頼朝は、「行程九箇日たるべき」と厳命(最速であれば3日の行程)。頼朝側に刺客派遣を察知されるのを前提とする、挑発目的にある(仕掛けられた罠)。

「伊豫の守義経を誅すべきの事、日来群議を凝らさる。而るに今土佐房昌俊を遣わさる。この追討の事、人々多く以て辞退の気有るの処、昌俊進んで領状を申すの間、殊に御感の仰せを蒙る。すでに進発の期に及び、御前に参り、老母並びに嬰児等下野の国に在り。憐愍を加えしめ御うべきの由これを申す。二品殊に諾し仰せらる。仍って下野の国中泉庄を賜うと。昌俊八十三騎の軍勢を相具す。三上の彌六家季(昌俊弟)、錦織の三郎・門眞の太郎・藍澤の二郎以下と。行程九箇日たるべきの由定めらると。」(「吾妻鏡」同日条)。

10月11日

・義経、参院。行家の謀反を制止できない旨を奏上。行家を制止するよう勅答を受ける。13日にも。

「去る十一日並びに今日、伊豫大夫判官義経潛かに仙洞に参り奏聞して云く、前の備前の守行家関東に向背し謀叛を企つ。

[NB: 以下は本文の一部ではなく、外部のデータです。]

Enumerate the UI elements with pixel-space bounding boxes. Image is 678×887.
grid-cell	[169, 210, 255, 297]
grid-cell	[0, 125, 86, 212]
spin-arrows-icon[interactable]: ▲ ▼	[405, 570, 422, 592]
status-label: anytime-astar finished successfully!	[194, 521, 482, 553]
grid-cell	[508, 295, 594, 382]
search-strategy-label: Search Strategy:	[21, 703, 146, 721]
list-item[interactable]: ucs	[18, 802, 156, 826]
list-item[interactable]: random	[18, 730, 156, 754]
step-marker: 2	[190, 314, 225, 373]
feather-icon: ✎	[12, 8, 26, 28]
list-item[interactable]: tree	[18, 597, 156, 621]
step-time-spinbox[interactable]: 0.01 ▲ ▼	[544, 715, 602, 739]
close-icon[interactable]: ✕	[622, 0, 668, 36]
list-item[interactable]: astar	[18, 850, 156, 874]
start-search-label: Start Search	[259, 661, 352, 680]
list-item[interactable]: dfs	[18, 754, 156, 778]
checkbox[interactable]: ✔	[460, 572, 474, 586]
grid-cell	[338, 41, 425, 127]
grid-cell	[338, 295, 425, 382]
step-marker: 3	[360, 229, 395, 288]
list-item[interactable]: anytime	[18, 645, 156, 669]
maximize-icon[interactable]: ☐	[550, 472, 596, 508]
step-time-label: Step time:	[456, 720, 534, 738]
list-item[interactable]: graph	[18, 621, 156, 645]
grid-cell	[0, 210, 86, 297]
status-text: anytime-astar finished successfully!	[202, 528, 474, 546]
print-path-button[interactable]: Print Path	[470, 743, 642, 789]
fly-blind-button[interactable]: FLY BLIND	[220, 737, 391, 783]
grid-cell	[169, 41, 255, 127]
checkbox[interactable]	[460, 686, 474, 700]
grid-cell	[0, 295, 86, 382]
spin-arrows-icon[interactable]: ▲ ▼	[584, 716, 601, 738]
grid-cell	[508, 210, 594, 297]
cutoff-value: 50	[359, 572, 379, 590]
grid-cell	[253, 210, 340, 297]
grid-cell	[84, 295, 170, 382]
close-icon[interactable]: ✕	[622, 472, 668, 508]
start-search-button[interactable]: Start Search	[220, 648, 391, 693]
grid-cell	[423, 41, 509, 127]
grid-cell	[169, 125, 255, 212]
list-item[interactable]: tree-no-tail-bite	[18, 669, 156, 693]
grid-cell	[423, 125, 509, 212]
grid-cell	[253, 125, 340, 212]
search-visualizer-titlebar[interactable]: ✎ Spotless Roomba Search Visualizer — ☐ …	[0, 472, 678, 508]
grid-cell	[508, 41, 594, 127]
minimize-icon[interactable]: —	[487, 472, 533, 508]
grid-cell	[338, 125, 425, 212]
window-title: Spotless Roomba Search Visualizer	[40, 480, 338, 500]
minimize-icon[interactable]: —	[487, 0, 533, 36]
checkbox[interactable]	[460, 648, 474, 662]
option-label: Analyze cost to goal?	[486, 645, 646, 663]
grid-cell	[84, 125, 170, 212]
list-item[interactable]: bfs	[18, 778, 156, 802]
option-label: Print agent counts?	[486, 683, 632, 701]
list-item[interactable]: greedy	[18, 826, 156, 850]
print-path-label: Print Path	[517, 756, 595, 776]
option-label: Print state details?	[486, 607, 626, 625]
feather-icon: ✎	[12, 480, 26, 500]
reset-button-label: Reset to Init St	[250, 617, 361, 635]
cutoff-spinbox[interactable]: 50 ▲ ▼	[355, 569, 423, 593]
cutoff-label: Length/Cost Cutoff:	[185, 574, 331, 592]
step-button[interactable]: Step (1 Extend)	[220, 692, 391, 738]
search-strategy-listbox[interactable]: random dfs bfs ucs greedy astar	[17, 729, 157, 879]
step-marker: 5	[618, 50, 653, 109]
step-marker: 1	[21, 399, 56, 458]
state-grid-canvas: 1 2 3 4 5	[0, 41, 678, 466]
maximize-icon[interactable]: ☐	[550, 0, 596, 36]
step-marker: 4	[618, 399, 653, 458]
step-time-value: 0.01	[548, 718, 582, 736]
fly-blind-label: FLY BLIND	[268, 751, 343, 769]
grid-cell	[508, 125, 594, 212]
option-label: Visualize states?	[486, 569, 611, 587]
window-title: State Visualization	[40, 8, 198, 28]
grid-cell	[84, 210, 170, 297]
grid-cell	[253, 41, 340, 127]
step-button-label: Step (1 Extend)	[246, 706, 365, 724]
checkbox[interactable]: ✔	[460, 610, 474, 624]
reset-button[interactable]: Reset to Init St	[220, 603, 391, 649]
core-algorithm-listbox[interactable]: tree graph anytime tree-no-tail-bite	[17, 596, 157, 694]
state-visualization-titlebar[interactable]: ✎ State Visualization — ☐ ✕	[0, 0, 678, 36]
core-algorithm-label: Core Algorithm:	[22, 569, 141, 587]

その故は、その身を誅すべきの趣、鎌倉の二品卿命ずる所、行家の後聞に達するの間、何の過怠を以て無罪の叔父を誅すべきやの由、欝陶を含むに依ってなり。義経頻りに制止を加うと雖も、敢えて拘わらず。而るに義経また平氏の凶悪を断ち、世を静謐に属かしむ。これ盍ぞ大功ざらんか。然れども二品曽てその酬いを存ぜず、適々計り宛てる所の所領等、悉く以て改変す。剰え誅滅すべきの由、結構の聞こえ有り。その難を遁れんが為、すでに行家に同意す。この上は、頼朝追討の官符を賜うべし。勅許無くんば、両人共自殺せんと欲すと。能く行家の鬱憤を宥むべきの旨勅答有りと。」(「吾妻鏡」同13日条)。

10月11日

「今日、佐々木の三郎成綱(本佐々木と号す)が本知行の田地、元の如く領掌すべきの旨これを書き下さる。但し佐々木太郎左衛門の尉定綱の所堪に従うべしと。これ一族に非ずと雖も、佐々木庄の惣管領は定綱なり。成綱分その内に在るが故か。」(「吾妻鏡」同日条)。

10月13日

・行家と義経が日頃相談して鎌倉に反くことが露見。藤原秀衡、義経に与同するとの風説流れる。

兼実は、義経自身決起するのは、

①行家の謀叛を制止するのは不可能で、それに同意した

②平家追討を成功させたのは頼朝代官の義経なのに、それが尊重されていない

③恩賞の伊予国にはみな地頭が置かれて国務が行えない

④恩賞の没官所々20余ヵ所が、すべて取り返されて頼朝の郎従に与えられた

⑤確かな筋から義経誅殺の情報有り、逃げることがかなわない

の五つの理由があると院に奏聞。

〈環境条件〉

①義経が期待する武力の問題:

関東御家人の中にも「郎党親族」を頼朝に粛清され謀殺され恨みを持つ者多い。佐竹一族、甲斐源氏、上総介一門、義仲一党など。また平氏残党もあり。しかも義経・行家は連携。

②院の動向:

頼朝との齟齬あり、追討申請は「頗る許容あり」の雰囲気。

義経離反の報、兼実のもとには側近源季長から伝わった。

「早旦、季長朝臣来たり申して云く、義経・行家同心し鎌倉に反く。日来内議有り。昨今すでに露顕すと。巷説たりと雖も浮言に非ず。義経の辺郎従の説と。相次いで説々甚だ多し。頼朝義経の勲功を失い、還って遏絶の気有り。義経中心怨みを結ぶの間、また鎌倉の辺、郎従親族等、頼朝が為生涯を失い、宿意を結ぶの輩、漸く以て数を積む。彼等内々義経・行家等の許に通せしむ。しかのみならず、頼朝法皇の叡慮に乖くの事太だ多しと。仍って事の形勢を見て、義経竊に事の趣を奏す。頗る許容有り。仍って忽ちこの大事に及ぶと。或いは云く、秀衡また與力すと。子細に於いては実説定まらずと雖も、蜂起に於いてはすでに露顕するなり。」(「玉葉」同日条)。

10月14日

「夜に入り定能卿示し送りて云く、法皇に申すの処、強ち不快の気無しと。悦びを為す。世上の騒動、昨今殊に甚だし。京中の諸人雑物を運ぶ。必ず近年の流例たり。悲しむべしと。平氏誅伐の後、頼朝在世の間、忽ち大乱に及ぶべきの由、万人存ぜざる事か。苛酷の法殆ど秦の皇帝に過ぎんか。仍って親疎怨みを含むの致す所なり。」(「玉葉」同日条)。